A couple of weeks ago I managed to get the first game in since early March round Des’ shed o’war. Sadly it looks like it will also be the last game in this year as new Covid restrictions have hit London, with my health problems and the ban on households mixing it is a non-starter (and rightly so). Anyway, Des had decided to lay out one of his lovely Eastern front winter tables and that we’d have a game of Chain of Command which was a big thumbs up from me in both accounts. We spent the first 45 minutes or so having a good chat as it was only the second time we’d physically been in each others company since March also so had a lot to catch up on/moan about! So with that out of the way and Des’ birthday beer opened we got to it.
I was the glorious Red Army liberating a village from the fascist invaders and to do so I had a bog standard rifle platoon with a paltry number of support points that I blew on a lend-lease Churchill that I thought would come in handy against the flimsy structures in the village and might have more chance surviving a ‘fausting or ‘schrecking from the German infantry (it was also in honour of a Twitter chum DiceDad and his love of the brutes!). The patrol phase went ok, I ended up with my JoP’s spread out a bit but nearly encircling Des’ which were grouped quite tightly. I was planning on using typical Soviet subtlety by running the infantry forward on the left to make the enemy deploy then bring the tank up, stand off and blast the crap out of them – I was quite confident the Churchill would be safe in this as I figured Des wouldn’t be able to afford a PAK40 from his support points. (you can click on following pics to make them bigger)
The game was bags of fun, albeit one lacking in much finesse as I struggled to get forward with the first section I deployed due to the nasty attention of a MG42 and a lack of cover so decided to try and engage in a long range firefight whilst working another squad down the left. I did have some success chipping away at Des’ lads causing a MG42 team to break (this was due to us forgetting to count the shock across the section and not just the team!). I did manage to push the left hand squad up but Des deployed another one of his and a viscous close range firefight broke out with us slowly whittling each other down, lots of shock was going on and JL’s were getting hit which slowly brought our morale levels down. Eventually though my first squad stuck in the open had enough and broke whilst nearly all the remaining troops on both sides were pinned causing a stalemate.

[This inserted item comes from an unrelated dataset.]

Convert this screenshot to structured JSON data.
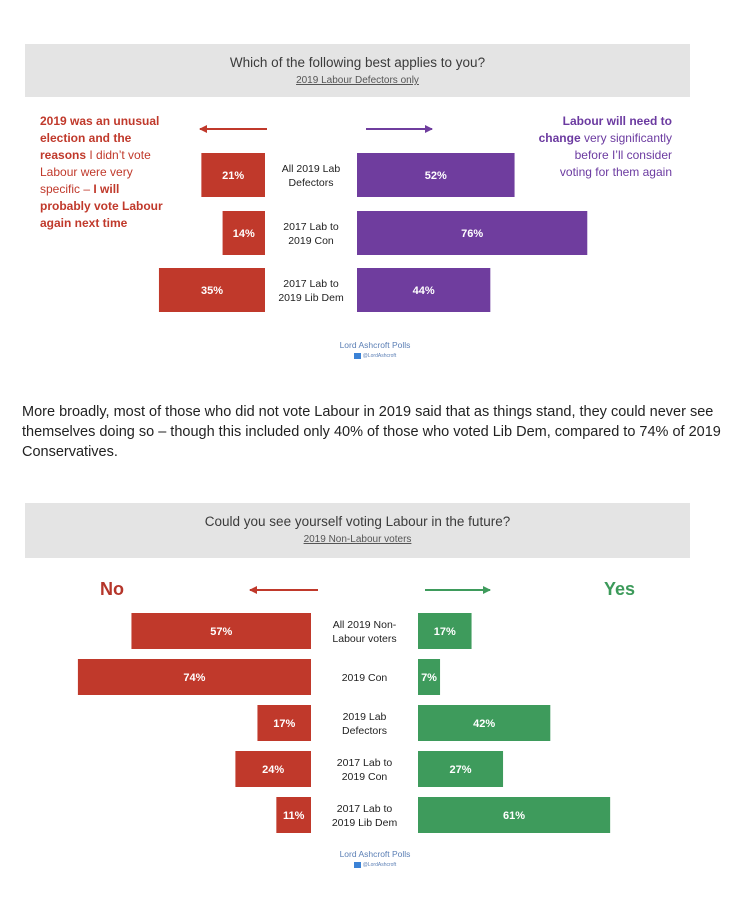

On my right I had moved a section forward hoping to force Des’ hand to deploy his last section whilst supporting them with the Churchill. This sort of worked but Des sprung an ambush with his Panzerschreck which luckily for me missed, I was very confident that a touch of HE would put paid to the AT team but I completely missed! The next few bounds saw a frankly ridiculous set of misses from us both as we both tried to get the first telling hit in, although the ‘schreck did score a glancing blow on the Churchill that luckily just shocked the crew. My infantry joined in and managed to cause some shock whilst taking fire from a MG42 although the Churchill did finally knock out the ‘schreck team whilst they ran back to acquire some more rounds after using up all of their initial load of rockets.
With the threat of the tank and an infantry section closing in on them Des’ last infantry squad ran out of the building they were in and round the corner out of sight, and it looked like it might go all Benny Hill for a moment with us chasing each other round the house! However I decided to hold the infantry in place to take on the Landsers while I moved the Churchill up to take the JoP located nearby and hopefully catch the same Germans in a crossfire. Unfortunately I forgot that taking on a MG42 at close range even with light cover was a really bad idea and before I could get the tank in a position to brass the enemy up my infantry had taken a right mullering and broke.
With that my morale was down to 6, I had one section of infantry fit to fight and a train to catch we called the game as a German victory. To be fair I don’t think either of us was too bothered about the result it was just great to be sat round a table again, having a couple of beers and playing a game with a mate, it has been much missed. The only real down side was that I had to do it all with Des’ bog standard kit on his half-arsed table but we all have to make sacrifices in these troubled times!